Oracle Not Satisfied With Potential $150,000; Goes Against Judge's Warning
bobwrit writes with news about how the monetary damages in the Google v. Oracle case might shake out. On Thursday, Judge Alsup told Oracle the most it could expect for statutory damages was a flat $150,000, a far cry from the $6.1 billion Oracle wanted in 2011, or even the $2.8 million offered by Google as a settlement. However, Oracle still thinks it can go after infringed profits, even though Judge Alsup specifically warned its lawyers they were making a mistake. He said, "It's the height of ridiculousness to say for those 9 lines you get hundreds of millions." Groklaw has a detailed post about today's events.
I'm thinking that $9 (one dollar for each copied line) sounds like a nice number. :)
Not only that but the function is so simple that it could have been a complete accident.
Those checks aren't run because an exception is thrown before that.
Not only simple and small. The author of both copies is the same person: Josh Bloch. He wrote the original lines while working for Sun, and repeated the same code while working for Google. So, according the law, Josh Bloch plagiarized himself
MOD THE CHILD UP!
The larger figures quoted ($6.1 billion) refer to the estimated total for all infringement claims. The $150,000 discussed today is for one claim. Of course, the whole case doesn't revolve around the nine lines of code. The big (unresolved) questions are about copyright of the APIs and infringement of patents.
He wrote it for Sun/Oracle while working for Sun/Oracle, hence the copyright lies with Sun/Oracle.
Lies. This is from Groklaw's coverage of his testimony:
Q. You left Sun and joined Google in 2004. What did you do at Google?

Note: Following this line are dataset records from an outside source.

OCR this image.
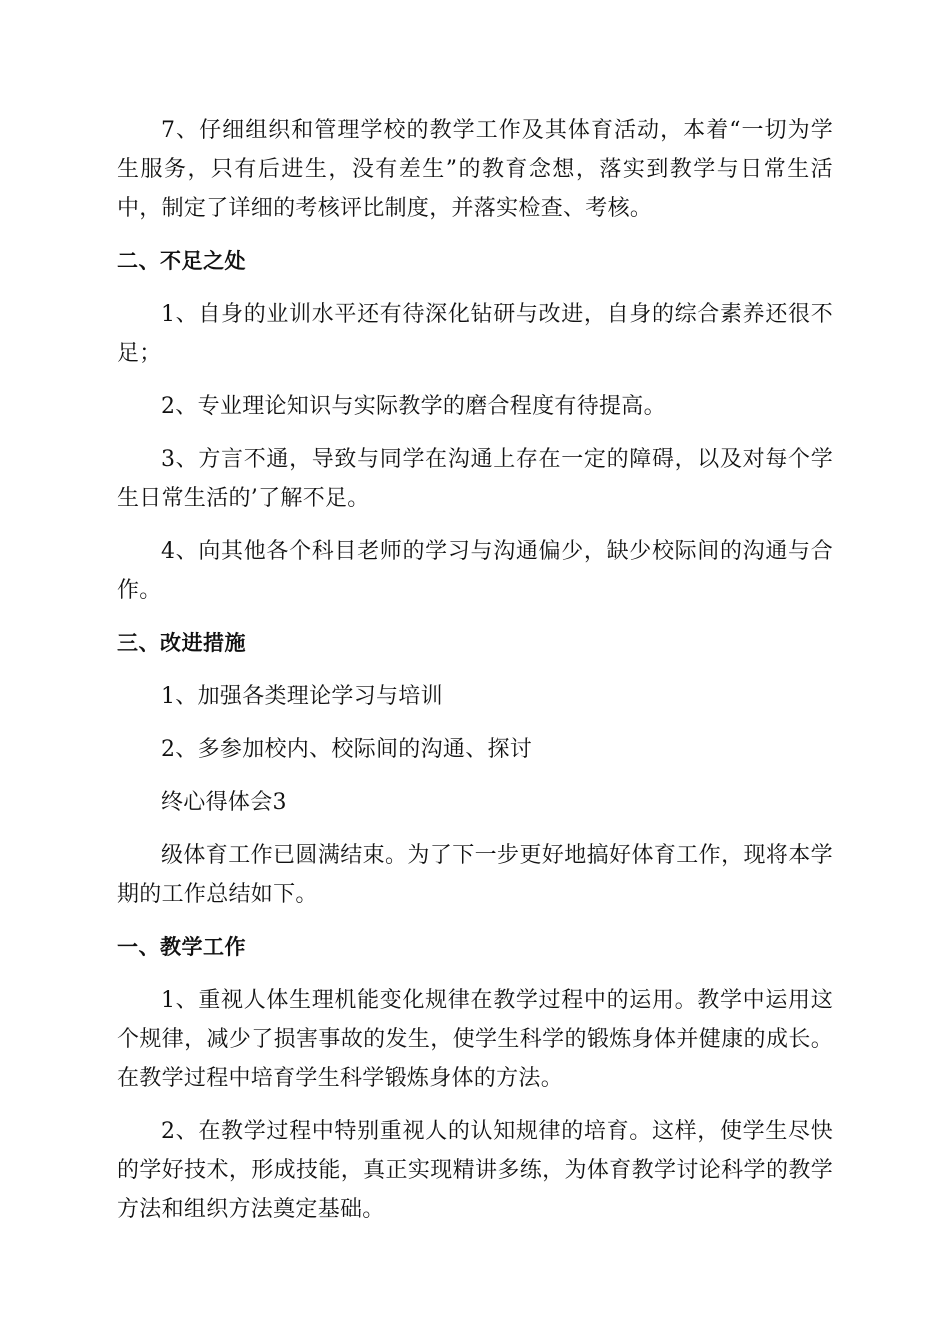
7、仔细组织和管理学校的教学工作及其体育活动，本着“一切为学生服务，只有后进生，没有差生”的教育念想，落实到教学与日常生活中，制定了详细的考核评比制度，并落实检查、考核。

二、不足之处

1、自身的业训水平还有待深化钻研与改进，自身的综合素养还很不足；

2、专业理论知识与实际教学的磨合程度有待提高。

3、方言不通，导致与同学在沟通上存在一定的障碍，以及对每个学生日常生活的’了解不足。

4、向其他各个科目老师的学习与沟通偏少，缺少校际间的沟通与合作。

三、改进措施

1、加强各类理论学习与培训

2、多参加校内、校际间的沟通、探讨

终心得体会3

级体育工作已圆满结束。为了下一步更好地搞好体育工作，现将本学期的工作总结如下。

一、教学工作

1、重视人体生理机能变化规律在教学过程中的运用。教学中运用这个规律，减少了损害事故的发生，使学生科学的锻炼身体并健康的成长。在教学过程中培育学生科学锻炼身体的方法。

2、在教学过程中特别重视人的认知规律的培育。这样，使学生尽快的学好技术，形成技能，真正实现精讲多练，为体育教学讨论科学的教学方法和组织方法奠定基础。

A. I ported existing Google infrastructure that was primarily accessible from C++ so that it was accessible to Java. I joined the Android team in December 2008 or January 2009. Android had already been released, and phones were in the market.
...
Q. Do you know of the existence of other rangecheck() functions?
A. Yes, there's one in arrays.java. I wrote it. [Timsort: from Tim Peters, and originally in Python. The Java implementation was a port.]
Q. Where did you get the Python version of Timsort? Was it open source [this was 2007, pre-Android]?
A. Yes, Guido [van Rossum] pointed me to it, it's under a permissive open-source license.
Q. What did you want to do with your Java Timsort?
A. Put it into OpenJDK (an open implentation of the SE platform).
Q. Who controlled OpenJDK?
A. Sun.
Q. How does someone contribute to OpenJDK, and had you done it before?
A. Yes. [Discussion about source repositories, and Doug Lee at Oswego, NY].
Q. If you worked for Google, why would you contribute to Sun's JDK?
A. Java is important to me; it's given me a lot.
Q. Why did you use the same rangecheck() function in Timsort as was in arrays.java?
A. It's good software engineering to reuse an existing function.
Q. But why use the exact same code?
A. I copied rangecheck() as a temporary measure, assuming this would be merged into arrays.java and my version of rangecheck() would go away.
[Discussion of Timsort dates and Android work dates.]
Q. Was Timsort accepted and added into OpenJDK?
A. Yes.
In other words, a Google engineer, working at Google, wrote a function and contributed it to Java (for free). Now Oracle is trying to sue over it because of that copyright assignment, and claiming that the freely contributed code is hugely valuable and that the contributor therefore owes them big money for using it. Even if this is technically legal for them to sue over, Oracle really deserves to DIAF over this.